Sans doute que la minute d’après, il reprendra son sac en plastique et trainera son vieux manteau trop grand ailleurs, toujours en riant.
C’est cette scène et les autres où défilent ces paumés immortalisés par le regard cru mais toujours attachant de Paps Toure qui m’ont poussée à rencontrer l’artiste de rue.
Crédit photo Paps
Rendez-vous est donné aux Folies, café qui fait l’angle avec les rues Dénoyez et de Belleville. L’homme est connu des lieux. Ses clichés s’affichent sur la façade du café. Deux clebs pas commodes. Un blanc, un noir, droits comme des statues romaines…. Il arrive en vélo, montre patte blanche avant de brouiller les pistes. Rencontre.
crédit photo M.E
Temps de chiens
« On a été voir des loups en CE2, pendant une classe nature, et j’ai kiffé. En rentrant, j’ai adopté un chien trouvé dans la rue.

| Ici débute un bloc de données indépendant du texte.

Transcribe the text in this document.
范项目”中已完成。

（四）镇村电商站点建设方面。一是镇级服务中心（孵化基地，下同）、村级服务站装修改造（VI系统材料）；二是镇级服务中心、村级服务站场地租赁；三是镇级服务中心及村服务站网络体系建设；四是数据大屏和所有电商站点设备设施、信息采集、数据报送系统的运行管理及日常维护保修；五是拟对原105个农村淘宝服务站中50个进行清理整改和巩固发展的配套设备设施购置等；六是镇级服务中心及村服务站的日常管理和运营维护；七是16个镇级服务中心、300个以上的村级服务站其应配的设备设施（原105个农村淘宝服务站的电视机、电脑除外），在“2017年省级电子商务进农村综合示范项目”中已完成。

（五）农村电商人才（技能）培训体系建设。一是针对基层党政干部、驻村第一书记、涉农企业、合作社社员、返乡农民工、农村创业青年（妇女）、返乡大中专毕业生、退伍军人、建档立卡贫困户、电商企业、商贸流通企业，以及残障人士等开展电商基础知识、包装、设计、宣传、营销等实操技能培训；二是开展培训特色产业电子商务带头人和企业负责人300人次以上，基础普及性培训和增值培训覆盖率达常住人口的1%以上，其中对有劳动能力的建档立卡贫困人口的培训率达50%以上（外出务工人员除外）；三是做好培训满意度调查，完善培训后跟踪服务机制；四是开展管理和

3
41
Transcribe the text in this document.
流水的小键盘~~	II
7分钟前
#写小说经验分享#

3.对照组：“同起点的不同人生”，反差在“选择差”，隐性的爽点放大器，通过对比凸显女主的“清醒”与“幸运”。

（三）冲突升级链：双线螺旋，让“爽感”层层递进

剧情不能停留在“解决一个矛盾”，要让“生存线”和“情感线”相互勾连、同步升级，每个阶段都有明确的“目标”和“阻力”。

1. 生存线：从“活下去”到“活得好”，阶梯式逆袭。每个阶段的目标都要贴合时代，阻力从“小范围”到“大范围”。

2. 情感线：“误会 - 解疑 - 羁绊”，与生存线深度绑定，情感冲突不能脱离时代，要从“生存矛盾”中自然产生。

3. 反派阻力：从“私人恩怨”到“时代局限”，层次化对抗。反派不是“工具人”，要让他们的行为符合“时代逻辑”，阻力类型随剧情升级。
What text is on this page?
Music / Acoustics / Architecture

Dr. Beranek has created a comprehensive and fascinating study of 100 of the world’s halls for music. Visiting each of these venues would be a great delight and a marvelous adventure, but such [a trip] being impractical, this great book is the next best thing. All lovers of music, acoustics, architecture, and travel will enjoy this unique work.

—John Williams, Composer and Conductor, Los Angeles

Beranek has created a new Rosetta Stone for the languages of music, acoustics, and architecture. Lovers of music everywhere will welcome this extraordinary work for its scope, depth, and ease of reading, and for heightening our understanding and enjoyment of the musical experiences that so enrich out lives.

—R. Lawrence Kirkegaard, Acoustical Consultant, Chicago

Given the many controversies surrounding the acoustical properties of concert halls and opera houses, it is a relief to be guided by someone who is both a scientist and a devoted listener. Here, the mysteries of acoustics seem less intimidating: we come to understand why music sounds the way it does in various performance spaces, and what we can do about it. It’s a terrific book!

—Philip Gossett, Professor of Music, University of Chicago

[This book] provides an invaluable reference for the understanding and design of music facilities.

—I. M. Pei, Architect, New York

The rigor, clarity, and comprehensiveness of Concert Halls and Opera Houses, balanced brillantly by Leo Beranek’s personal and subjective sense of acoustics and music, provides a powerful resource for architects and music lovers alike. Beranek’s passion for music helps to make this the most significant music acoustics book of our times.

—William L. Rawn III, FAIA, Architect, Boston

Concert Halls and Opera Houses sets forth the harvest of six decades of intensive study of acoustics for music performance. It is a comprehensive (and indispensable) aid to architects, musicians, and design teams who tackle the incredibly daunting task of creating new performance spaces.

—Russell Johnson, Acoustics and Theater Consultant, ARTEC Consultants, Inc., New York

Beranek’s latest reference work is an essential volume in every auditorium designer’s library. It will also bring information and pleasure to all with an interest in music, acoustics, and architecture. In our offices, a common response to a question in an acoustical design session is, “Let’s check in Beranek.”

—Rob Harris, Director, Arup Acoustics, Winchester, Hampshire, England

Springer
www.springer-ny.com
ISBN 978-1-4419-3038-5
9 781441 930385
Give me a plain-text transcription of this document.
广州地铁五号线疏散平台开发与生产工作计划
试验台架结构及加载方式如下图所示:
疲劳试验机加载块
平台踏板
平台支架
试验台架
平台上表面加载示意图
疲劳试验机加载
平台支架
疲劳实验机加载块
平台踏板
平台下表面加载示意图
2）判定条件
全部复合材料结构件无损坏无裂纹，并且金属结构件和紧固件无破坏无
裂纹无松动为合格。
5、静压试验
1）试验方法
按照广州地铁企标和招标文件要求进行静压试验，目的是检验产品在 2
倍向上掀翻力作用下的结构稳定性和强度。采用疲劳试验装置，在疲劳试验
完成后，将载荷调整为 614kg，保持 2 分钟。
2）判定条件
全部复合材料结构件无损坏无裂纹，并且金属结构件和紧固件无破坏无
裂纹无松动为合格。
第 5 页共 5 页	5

Les chiens annoncent alors les premiers pas du photographe qui les choisit comme modèles pour leurs côtés « sauvages, libres et fidèles », avant d’en venir aux scènes de rue suite au coup de foudre pour une photo volée. Celle d’un vagabond sur le pont de Stalingrad. Le déclic. Depuis, Paps alterne les séries sur les chiens et les hommes. « Plus le temps passe plus les humains vivent comme des chiens et les chiens comme les humains. On ne sait plus qui est qui… » Réalistes mais pas tristes, les photos de l’homme proposent autre chose qu’un « Paris cartes postales ». Un Paris crade, injuste, à deux vitesses mais qui n’en est que plus humain ou que plus chien.
De la rue…
Quartier du Danube, 19ème arrondissement de la capitale. Pas fait pour être derrière les bancs de l’école, le jeune Paps posera un temps son arrière-train sur ceux de la cité. Il quitte école et foyer à 15 ans et fait le choix de l’autonomie, vivant de débrouilles pendant 9 ans. Le jeune adulte devient père de famille. Puis, « après avoir fait les 400 coups, j’ai eu l’occasion d’essayer la vie de bureau. J’ai été commercial dans les assurances pendant 5 ans, pour faire comme tout le monde. C’était la bonne planque jusqu’à ce que je me dise que ce n’était pas ma place. » L’appareil photo devient le principal compagnon de Paps qui plaque tout pour déambuler jours et nuits dans les rues de Paname, des beaux quartiers aux ruelles mal éclairées avec une préférence pour les personnages que la lumière n’atteint pas.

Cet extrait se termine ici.